Entre otras cosas, como el amor a Dios y la comprensión de que en caso de ofensa, es el enemigo el que trabaja y no el ofensor, deben estar presentes dos cosas para liberarse de la falta de perdón: (1) la obediencia a Dios a toda costa; y (2) un yo indefenso.

  1. Obedezcan la Palabra de Dios : Dios nos ha dado instrucciones claras sobre cómo perdonar a nuestros enemigos. Algunas de ellas son: Oren por sus enemigos y por quienes los maltratan (Mateo 5:44). Bendigan y no maldigan a sus enemigos (Romanos 12:14). Busquen el amor (Proverbios 17:9). Busquen la paz (Salmo 34:14). La verdadera solución al resentimiento es un amor sincero e inmaculado por Dios. Si amamos a Dios lo suficiente, le obedeceremos, incluso cuando duela.
  2. 2. Deja de defenderte : Si nos detenemos a observar todas estas emociones, tanto sanas como negativas, nos damos cuenta de que el foco está en nosotros. En el caso de las emociones negativas, a menudo nos protegemos del dolor y el sufrimiento. No nos pertenecemos a nosotros mismos (1 Corintios 6:20; 7:23). Pertenecemos a Dios Padre y Él es perfectamente capaz de cuidarnos. Sus pensamientos hacia nosotros son buenos. Por lo tanto, por difícil que parezca, debemos actuar como si no tuviéramos derechos. Debemos ser indefensos y permitir que Dios pelee nuestras batallas. Jesús nos lo demostró (Isaías 53:7 y Mateo 26:63) y espera lo mismo de nosotros.

Los siguientes dos pasos adicionales son esenciales para liberarse de la falta de perdón:

(1) Toma la decisión: El perdón es un mandato de Dios, por lo que nuestra única opción es perdonar. Sin embargo, no podemos perdonar sin la ayuda del Espíritu Santo. Perdonar es un acto de la voluntad. Si no permitimos que el Espíritu Santo obre en nosotros según nuestra voluntad, solo sentiremos enojo y lástima por nosotros mismos. Jamás perdonaremos si esperamos a sentirnos con ganas. Sométete a Dios y resiste persistentemente al diablo en sus intentos de envenenarte con pensamientos amargos.
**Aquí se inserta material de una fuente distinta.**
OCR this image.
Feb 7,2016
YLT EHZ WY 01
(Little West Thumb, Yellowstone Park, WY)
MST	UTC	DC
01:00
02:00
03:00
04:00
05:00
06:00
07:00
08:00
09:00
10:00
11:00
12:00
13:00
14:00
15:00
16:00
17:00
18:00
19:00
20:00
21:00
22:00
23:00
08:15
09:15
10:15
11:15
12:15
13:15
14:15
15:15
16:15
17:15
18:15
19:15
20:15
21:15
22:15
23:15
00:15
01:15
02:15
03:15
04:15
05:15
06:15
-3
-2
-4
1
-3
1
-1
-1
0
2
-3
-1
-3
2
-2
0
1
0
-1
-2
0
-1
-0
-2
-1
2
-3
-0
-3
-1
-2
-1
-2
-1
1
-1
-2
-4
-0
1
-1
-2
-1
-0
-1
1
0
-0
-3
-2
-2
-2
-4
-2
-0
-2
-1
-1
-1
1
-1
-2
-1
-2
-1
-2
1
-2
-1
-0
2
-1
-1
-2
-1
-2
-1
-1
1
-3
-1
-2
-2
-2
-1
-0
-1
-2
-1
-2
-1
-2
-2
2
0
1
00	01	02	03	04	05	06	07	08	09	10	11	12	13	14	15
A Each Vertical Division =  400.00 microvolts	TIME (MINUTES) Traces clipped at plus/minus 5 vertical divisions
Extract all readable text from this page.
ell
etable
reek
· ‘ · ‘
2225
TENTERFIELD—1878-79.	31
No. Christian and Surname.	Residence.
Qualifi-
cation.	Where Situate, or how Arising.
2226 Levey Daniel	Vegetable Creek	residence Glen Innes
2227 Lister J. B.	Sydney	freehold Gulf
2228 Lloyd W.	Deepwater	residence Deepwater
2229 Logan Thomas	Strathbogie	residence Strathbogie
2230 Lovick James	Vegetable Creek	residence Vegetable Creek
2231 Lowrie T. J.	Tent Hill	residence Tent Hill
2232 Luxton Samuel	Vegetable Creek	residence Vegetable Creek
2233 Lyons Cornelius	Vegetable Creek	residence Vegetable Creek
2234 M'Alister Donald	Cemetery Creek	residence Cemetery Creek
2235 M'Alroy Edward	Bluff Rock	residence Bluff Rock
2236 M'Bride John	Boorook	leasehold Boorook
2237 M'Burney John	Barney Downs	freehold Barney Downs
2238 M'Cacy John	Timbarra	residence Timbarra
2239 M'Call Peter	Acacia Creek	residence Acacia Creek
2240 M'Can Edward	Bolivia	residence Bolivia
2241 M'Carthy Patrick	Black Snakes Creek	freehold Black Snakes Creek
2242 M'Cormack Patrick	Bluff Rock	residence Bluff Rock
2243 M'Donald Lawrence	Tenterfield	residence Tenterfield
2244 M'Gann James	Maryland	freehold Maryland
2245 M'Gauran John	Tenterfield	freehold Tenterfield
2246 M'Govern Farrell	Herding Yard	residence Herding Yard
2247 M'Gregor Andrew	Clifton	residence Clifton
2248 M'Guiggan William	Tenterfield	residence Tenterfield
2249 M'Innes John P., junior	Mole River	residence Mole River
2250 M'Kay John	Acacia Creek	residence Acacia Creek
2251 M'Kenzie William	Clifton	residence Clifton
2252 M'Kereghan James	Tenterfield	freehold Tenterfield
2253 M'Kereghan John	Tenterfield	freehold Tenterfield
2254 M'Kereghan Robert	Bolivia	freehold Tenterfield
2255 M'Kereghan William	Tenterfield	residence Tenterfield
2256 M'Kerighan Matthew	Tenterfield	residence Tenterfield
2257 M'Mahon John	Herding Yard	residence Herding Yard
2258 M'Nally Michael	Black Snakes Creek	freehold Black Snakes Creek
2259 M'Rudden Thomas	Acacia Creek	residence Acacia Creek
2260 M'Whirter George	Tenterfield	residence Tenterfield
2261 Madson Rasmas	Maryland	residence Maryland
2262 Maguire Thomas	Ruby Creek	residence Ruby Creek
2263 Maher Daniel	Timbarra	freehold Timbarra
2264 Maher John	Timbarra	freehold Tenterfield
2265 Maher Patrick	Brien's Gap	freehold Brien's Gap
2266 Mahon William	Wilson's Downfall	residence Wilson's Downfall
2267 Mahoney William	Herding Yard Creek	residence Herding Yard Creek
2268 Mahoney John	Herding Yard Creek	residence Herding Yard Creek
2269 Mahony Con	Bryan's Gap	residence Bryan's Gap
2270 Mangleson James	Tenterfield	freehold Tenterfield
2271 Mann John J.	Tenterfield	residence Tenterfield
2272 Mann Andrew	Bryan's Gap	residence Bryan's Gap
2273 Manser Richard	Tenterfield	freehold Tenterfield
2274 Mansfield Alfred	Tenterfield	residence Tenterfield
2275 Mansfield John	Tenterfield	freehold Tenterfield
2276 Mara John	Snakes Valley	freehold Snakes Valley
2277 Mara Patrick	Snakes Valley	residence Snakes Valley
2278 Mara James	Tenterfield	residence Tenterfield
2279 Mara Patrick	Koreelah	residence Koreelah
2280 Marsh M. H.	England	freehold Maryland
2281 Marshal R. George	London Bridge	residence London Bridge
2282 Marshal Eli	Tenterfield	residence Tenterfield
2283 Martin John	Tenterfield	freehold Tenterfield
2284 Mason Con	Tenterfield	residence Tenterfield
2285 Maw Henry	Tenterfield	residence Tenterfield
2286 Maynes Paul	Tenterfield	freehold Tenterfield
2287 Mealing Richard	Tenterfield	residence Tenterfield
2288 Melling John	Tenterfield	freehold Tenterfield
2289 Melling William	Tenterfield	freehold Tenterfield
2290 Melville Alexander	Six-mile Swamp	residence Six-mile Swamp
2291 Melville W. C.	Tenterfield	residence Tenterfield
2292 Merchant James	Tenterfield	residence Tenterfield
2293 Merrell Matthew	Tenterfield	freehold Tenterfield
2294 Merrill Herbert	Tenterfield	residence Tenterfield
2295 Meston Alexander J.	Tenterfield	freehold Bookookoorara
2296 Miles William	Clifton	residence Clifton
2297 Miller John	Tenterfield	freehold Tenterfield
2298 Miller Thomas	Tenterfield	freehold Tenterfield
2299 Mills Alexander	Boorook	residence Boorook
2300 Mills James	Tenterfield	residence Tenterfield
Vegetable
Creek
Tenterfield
Si tomamos la decisión de perdonar, Dios sanará nuestras emociones heridas a su debido tiempo (Mateo 6:12-14).

(2) Depende del Espíritu Santo:No podemos perdonar sin el poder del Espíritu Santo obrando en nosotros. Si estamos verdaderamente dispuestos, Dios nos capacitará, pero debemos humillarnos y clamar a Él pidiendo ayuda. Es muy interesante que en Juan 20:22-23, inmediatamente después de que Jesús soplara sobre los discípulos y les dijera: «¡Reciban el Espíritu Santo!», su siguiente instrucción fue sobre perdonar a los demás. Debemos pedirle a Dios que nos infunda el Espíritu Santo para que podamos perdonar a quienes nos han lastimado.

Interactúa con la Palabra de Dios:

  1. Analice el significado y las implicaciones de la «venganza incumplida». ¿Cómo manejaron la ofensa los siguientes personajes: Esaú (Génesis 27:41; 33:1-4); José (Génesis 43:19-34); y el rey (Mateo 18:23-35)?
  2. ¿Por qué debemos perdonar cuando nos han hecho daño, especialmente nuestros hermanos, amigos más cercanos o familiares? Mateo 6:12, 14-15; Efesios 4:32; Lucas 23:34
  3. Lea Romanos 12:14. ¿Cuál es el significado de “bendecir” en este contexto?
  4. Considere lo siguiente: «Esta persona me ha ofendido demasiadas veces, y esta vez no puedo perdonarla». ¿Qué dice Jesús sobre esta mentalidad? Mateo 18:21-22
  5. ¿Son la ira, el dolor y la falta de perdón mutuamente excluyentes? ¿Por qué? ¿Por qué no? Analicen cómo podrían estar interrelacionados.